We’ve heard the metaphor in politics, invoking “spring,” the network herd of media mimics murmuring thoughtlessly the word “spring,” repeating it again and again as if it were true, misapplying this glorious time of year to mid-East street protests, armed conflict, American air strikes, AK-47s fired in the air, blood leaking through the dirt, improvised bombs, cries of pain, and needless death.
Such dystrophic destructive events cannot be compared — however you may stretch and pull a poetic metaphor — with spring’s awakening of that renewable life dormant through the cold and hard seasons until the moment when the sweet scent drifts in the air anew.
Of course, much of our public dialogue is imprecise, unfocused and misleading if not a lying whopper to lull the mind to sleep or to misdirect our attention from what really matters to what we can fear or hate. It is this sickness of mind we must cure.

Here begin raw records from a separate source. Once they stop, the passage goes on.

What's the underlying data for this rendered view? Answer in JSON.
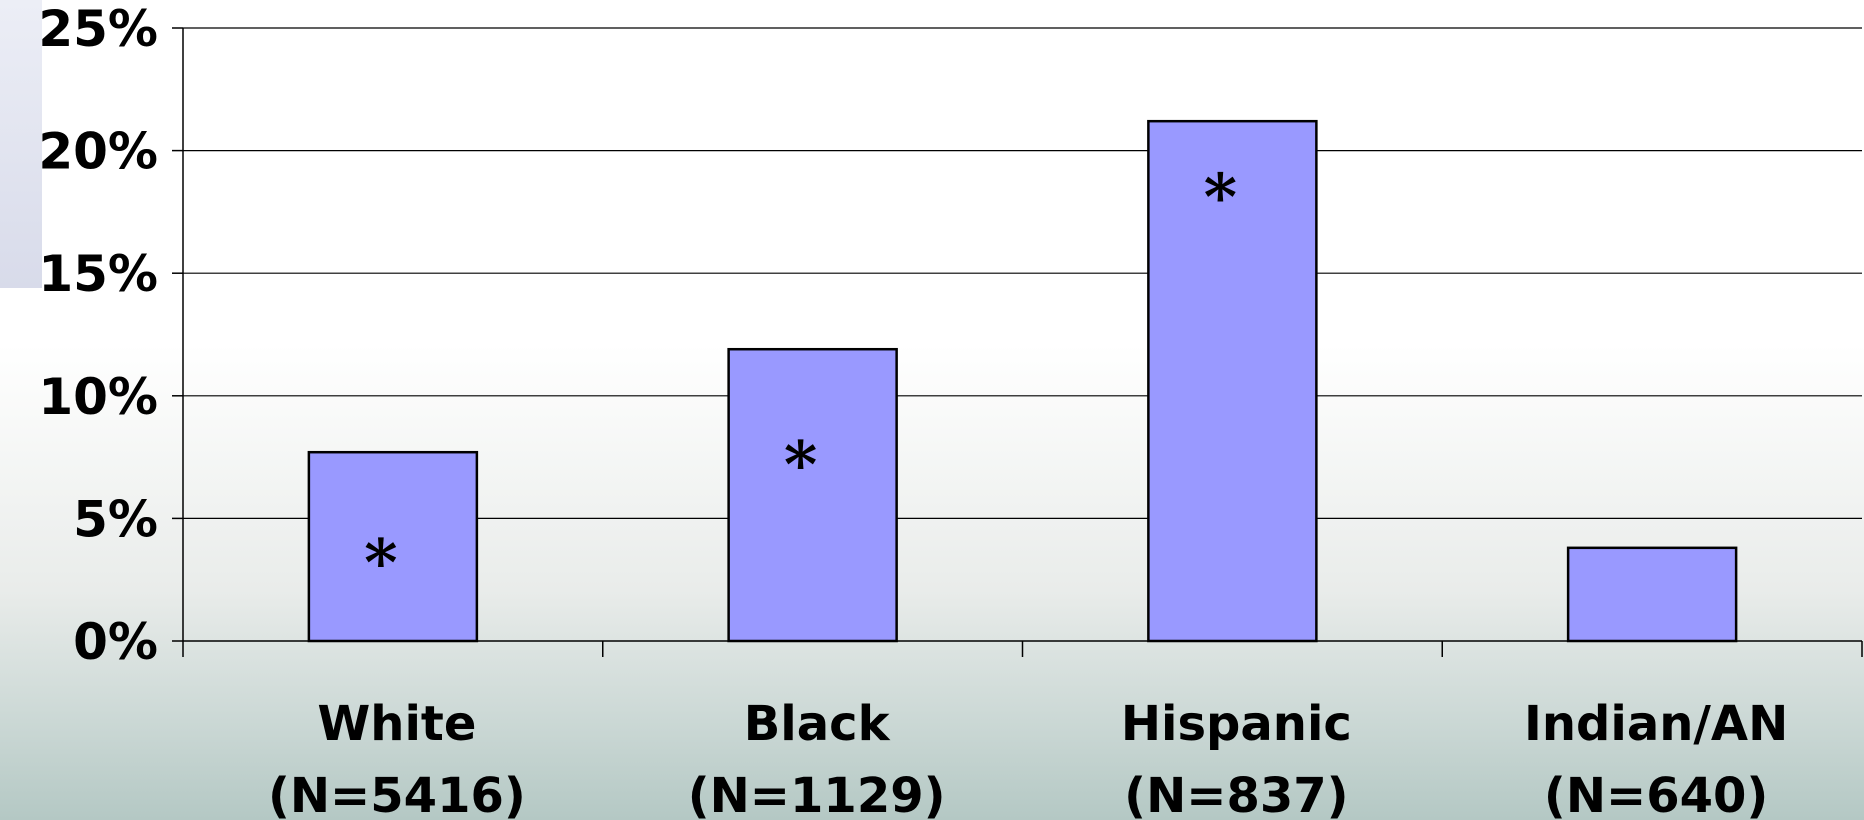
{
  "chart_data": {
    "type": "bar",
    "title": "",
    "xlabel": "",
    "ylabel": "",
    "ylim": [
      0,
      25
    ],
    "y_tick_values": [
      0,
      5,
      10,
      15,
      20,
      25
    ],
    "y_tick_labels": [
      "0%",
      "5%",
      "10%",
      "15%",
      "20%",
      "25%"
    ],
    "categories": [
      "White",
      "Black",
      "Hispanic",
      "Indian/AN"
    ],
    "category_counts": [
      "(N=5416)",
      "(N=1129)",
      "(N=837)",
      "(N=640)"
    ],
    "values": [
      7.7,
      11.9,
      21.2,
      3.8
    ],
    "annotations": [
      "*",
      "*",
      "*",
      ""
    ],
    "annotation_values": [
      3.2,
      7.2,
      18.1,
      null
    ],
    "bar_color": "#9999ff",
    "bar_edge_color": "#000000",
    "grid": true,
    "legend": "none"
  }
}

When I was young, I played a Seabee in South Pacific, and heard over and over in rehearsal the lyric how you have to be taught, carefully taught, how to hate and fear.
Much of our public dialogue is about hate and fear.
Spring is not about hate and fear but we have so much hate and distaste in our society for people we don’t know and things we don’t experience and perhaps never will and that truly affect us not at all.
Renewal is a life-giving, vitalizing act.
When I write or speak about matters, I confess it’s because I have the very clear impression that we have to shake up the thoughtless rule of thumb world and because my sense of things as they are implies a better order.
It’s because I remember springs when the scent of success meant accomplishing something vitalizing, not putting down or diminishing someone or something else. It’s not an impulse to “show them.” It’s an act for its own goodness.
I like to write and re-tell what I call “happy stories,” snapshots of what some might call “ordinary” people doing things that even their friends and next door neighbors don’t know about.
These are individuals who are uncelebrated, affirming life, teaching children, each other, biking, baking, helping a motorist, making soap, healing, creating art, gardening, sculpting, building a walkway, acting, protecting historical treasures, hitting the heavy bag, milking a goat, keeping the peace, dancing, raising livestock, farming, singing, hunting, strumming a guitar, riding a horse, knitting, running, skating, writing poems and short stories (not even for publication), repairing themselves, climbing, making their own greeting cards, open-miking, lifting weights, doing things that they care about, that they want and need to get done.
But they don’t fit into the basic ten popular story categories we read or hear about almost exclusively on a daily basis – you know – murder, theft, sexual abuse, drugs, public misconduct, war, disaster, star trivia, incompetence, inaction. If we are what we eat, myself included, we are almost certainly what we read or hear and see and think about and, of course, we are finally what we do that is creative or wasteful with this short moment that we call a life.
A true spring is reviving a dormant life, giving a helping hand, uttering a kind word, doing something that’s difficult that makes a difference but also doing something for yourself.
This is the moment to resolve to make something better and to envelope others in the sense that this truly is the sweet scent of this glorious season.